While trawling off a sport fishing boat in mid October we hooked and released five small bluefin tuna, of 500g-1kg weight. This was 10-15 miles due West of Cadiz and the boat master told me that from his experience, catching juvenile Bluefin is quite common at this time of year.
However, according to the scientific literature they should not be here! The literature tells us that mature tuna dont spawn in these waters. Tuna only transit through these waters while on their spawning migration from the Atlantic through the straits of Gibraltar and into the Mediterranean. They spawn in June and July in regular spawning regions of the Mediterranean that are the subject of on-going research.
At 500-1,000g these tuna had developed from eggs spawned in June/July and are much too small to have swam back to here from the Mediterranean. My only conclusion is that Bluefin tuna are spawning somewhere in the Gulf of Cadiz.
Over the 9 years that I have been studying and working on developing tuna farming I have been aware of a number of major constraints to making this a viable fish farming sector.
Probably the most significant bottle neck at present is the transfer of the fish from the hatchery to the farms. From a land based tank to a floating sea cage. There is a serious physical problem associated with this sea transfer (for which, by the way, I have a proven solution: http://www.fish-hatchery-consulting.com/tuna-hatchery-2015/) but, on top of this there is the problem of growth rate with relation to temperature. Basically, the fish are introduced into the cage at 1-3g weight and need to reach a weight of around 1kg before sea temperatures fall below 18oC. In the Western Mediterranean the rapid temperature drop in autumn is a killer. But in the Gulf of Cadiz the temperature drop at the end of summer is much slower, and in fact, the temperature here in winter is higher than that of the western Mediterranean.

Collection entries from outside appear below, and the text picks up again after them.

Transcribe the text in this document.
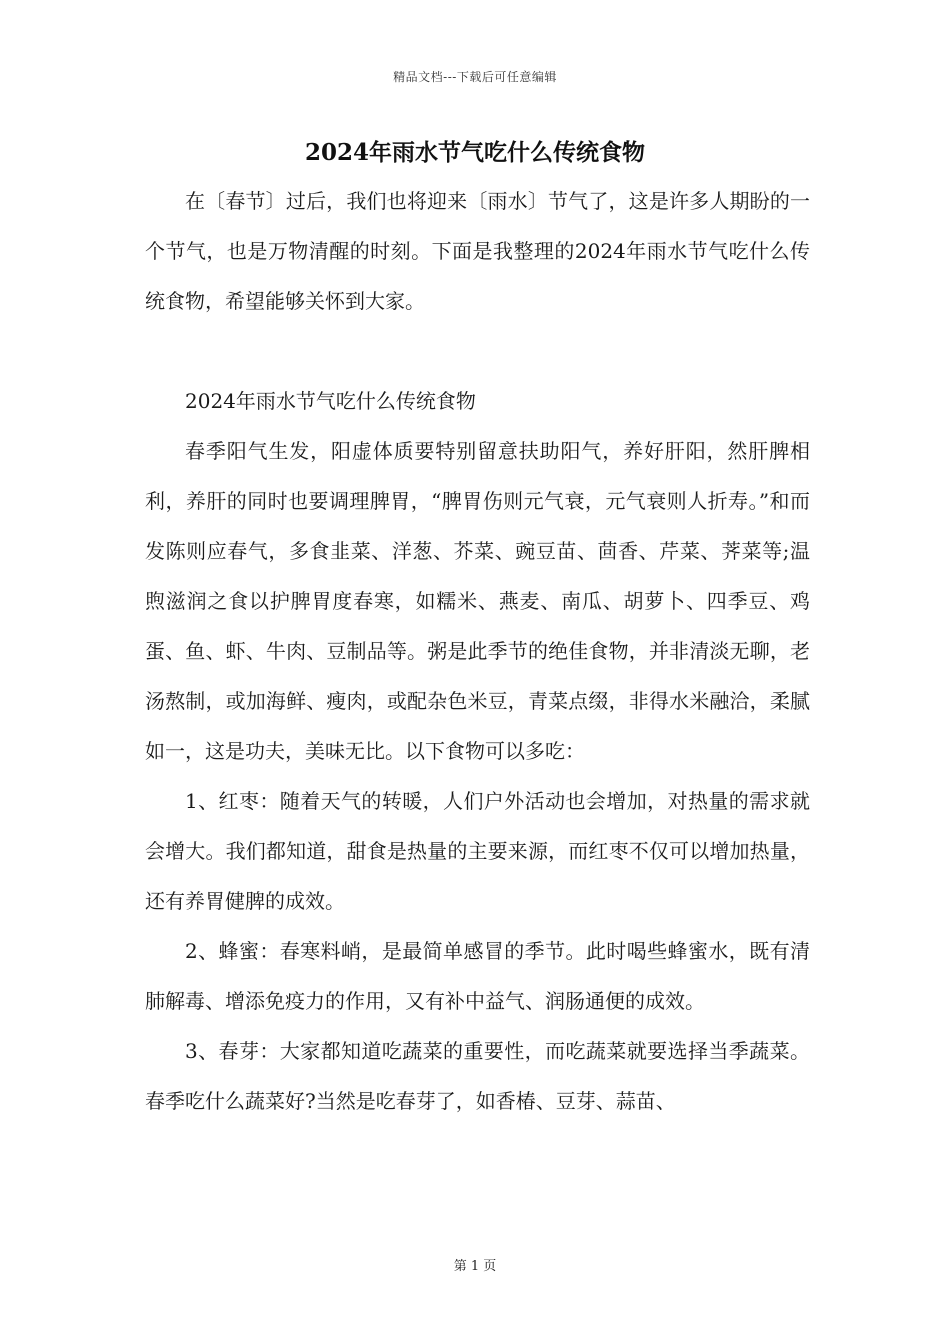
精品文档---下载后可任意编辑
2024年雨水节气吃什么传统食物

在〔春节〕过后，我们也将迎来〔雨水〕节气了，这是许多人期盼的一个节气，也是万物清醒的时刻。下面是我整理的2024年雨水节气吃什么传统食物，希望能够关怀到大家。

2024年雨水节气吃什么传统食物

春季阳气生发，阳虚体质要特别留意扶助阳气，养好肝阳，然肝脾相利，养肝的同时也要调理脾胃，“脾胃伤则元气衰，元气衰则人折寿。”和而发陈则应春气，多食韭菜、洋葱、芥菜、豌豆苗、茴香、芹菜、荠菜等;温煦滋润之食以护脾胃度春寒，如糯米、燕麦、南瓜、胡萝卜、四季豆、鸡蛋、鱼、虾、牛肉、豆制品等。粥是此季节的绝佳食物，并非清淡无聊，老汤熬制，或加海鲜、瘦肉，或配杂色米豆，青菜点缀，非得水米融洽，柔腻如一，这是功夫，美味无比。以下食物可以多吃：

1、红枣：随着天气的转暖，人们户外活动也会增加，对热量的需求就会增大。我们都知道，甜食是热量的主要来源，而红枣不仅可以增加热量，还有养胃健脾的成效。

2、蜂蜜：春寒料峭，是最简单感冒的季节。此时喝些蜂蜜水，既有清肺解毒、增添免疫力的作用，又有补中益气、润肠通便的成效。

3、春芽：大家都知道吃蔬菜的重要性，而吃蔬菜就要选择当季蔬菜。春季吃什么蔬菜好?当然是吃春芽了，如香椿、豆芽、蒜苗、

第 1 页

The significance of this observation for developing offshore tuna farms in the gulf of Cadiz is that in these waters juvenile tuna reach the size that enables them to survive through their first winter. Further studies are now needed to understand the oceanography as related to offshore farms. After which it will be time to tackle the authorities, and that is probably the most serious impediment to the development of fish farming.